Bob was silent, too, but his thoughts were not on a problematical fortune. He was wondering, with a quickened beating of his heart, how his mother’s sisters would look and whether he should be able to see in them anything of the girlish face in the long-treasured little picture that was one of the few valuables in the black tin box.
“There’s a team ahead,” said Betty suddenly.
Her quick ears had caught the sound of wheels, and though it was almost dark now, no lantern was lit on the rattling buggy to which they presently caught up. The rig made such a noise, added to the breathing of the bony horse that was suffering from a bad case of that malady popularly known among farmers as “the heaves,” that the occupants were forced to raise their voices to make themselves heard. The top was up and it was impossible to see who was inside.
“I tell you, let me handle it, and I’ll make you thousands,” some one was saying as they passed the buggy single file. “I can manage women and their money, and I don’t believe the idea of oil has as much as entered their heads.”
“Always oil,” thought Bob, hurrying his horse to catch up with Betty. “In Oklahoma the stuff that dreams are made of comes up through an iron derrick, that’s sure.”

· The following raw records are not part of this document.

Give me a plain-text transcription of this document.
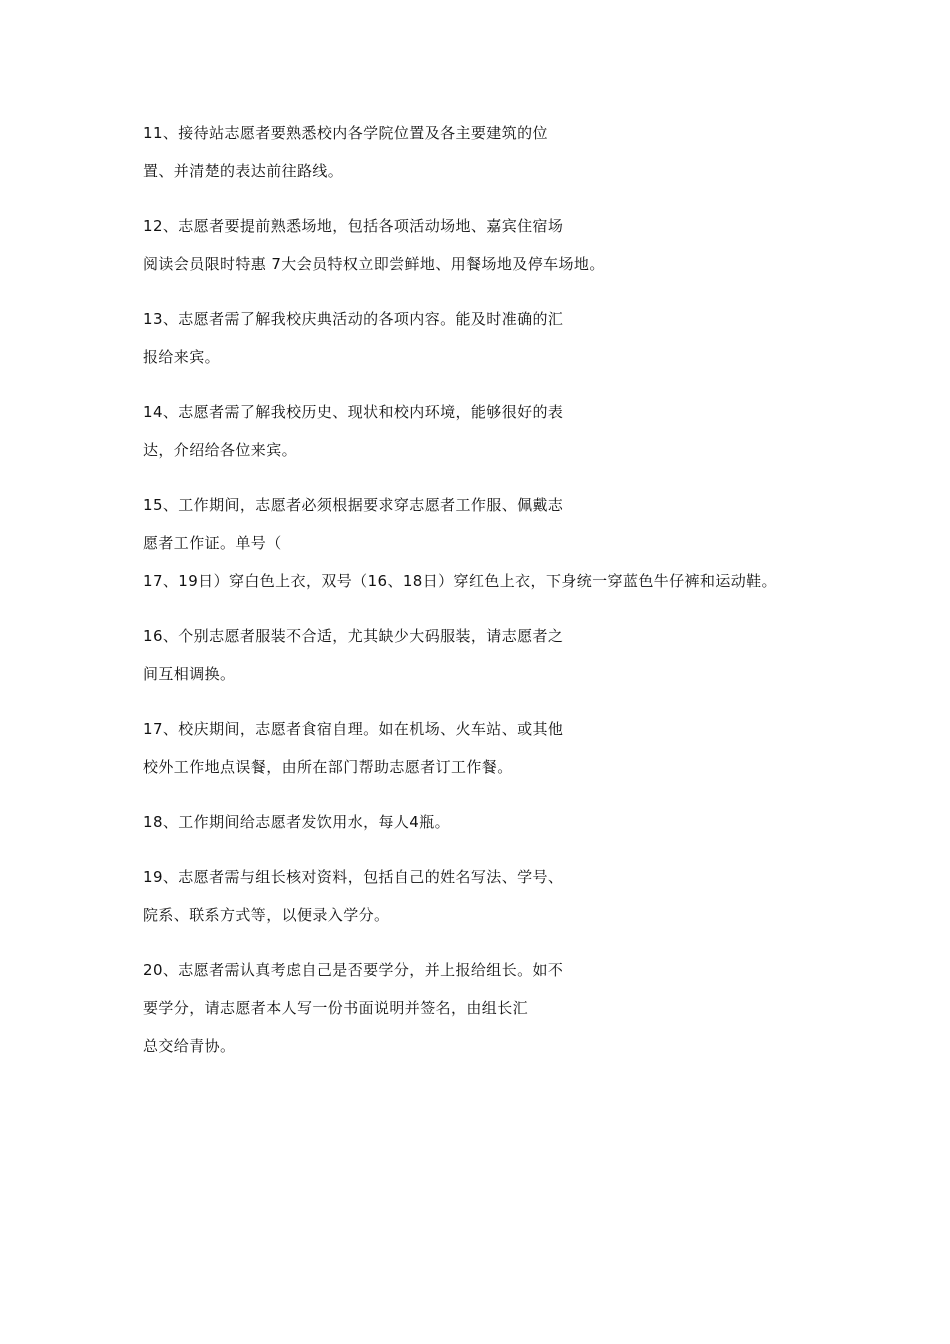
11、接待站志愿者要熟悉校内各学院位置及各主要建筑的位
置、并清楚的表达前往路线。
12、志愿者要提前熟悉场地，包括各项活动场地、嘉宾住宿场
阅读会员限时特惠 7大会员特权立即尝鲜地、用餐场地及停车场地。
13、志愿者需了解我校庆典活动的各项内容。能及时准确的汇
报给来宾。
14、志愿者需了解我校历史、现状和校内环境，能够很好的表
达，介绍给各位来宾。
15、工作期间，志愿者必须根据要求穿志愿者工作服、佩戴志
愿者工作证。单号（
17、19日）穿白色上衣，双号（16、18日）穿红色上衣，下身统一穿蓝色牛仔裤和运动鞋。
16、个别志愿者服装不合适，尤其缺少大码服装，请志愿者之
间互相调换。
17、校庆期间，志愿者食宿自理。如在机场、火车站、或其他
校外工作地点误餐，由所在部门帮助志愿者订工作餐。
18、工作期间给志愿者发饮用水，每人4瓶。
19、志愿者需与组长核对资料，包括自己的姓名写法、学号、
院系、联系方式等，以便录入学分。
20、志愿者需认真考虑自己是否要学分，并上报给组长。如不
要学分，请志愿者本人写一份书面说明并签名，由组长汇
总交给青协。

At the Saunders place, bathed in faint moonlight, they found Doctor Morrison’s car, and a light in the window told that he was waiting for them.
“Didn’t know whether you would make it to-night or not,” was his greeting, as they went around to the kitchen door and he opened it to show the room brightly lighted by two lamps. “Both patients are asleep. Miss Charity has laryngitis and Miss Hope a very heavy cold. But I think the worst is over.”
He stopped, and shot a keen glance at Bob.
“Funny,” he said abruptly. “For the moment I would have said you looked enough like Miss Hope to have been her younger brother.”
Bob merely smiled at the doctor’s remark, for he did not want the relationship to be guessed before his aunts had recognized him.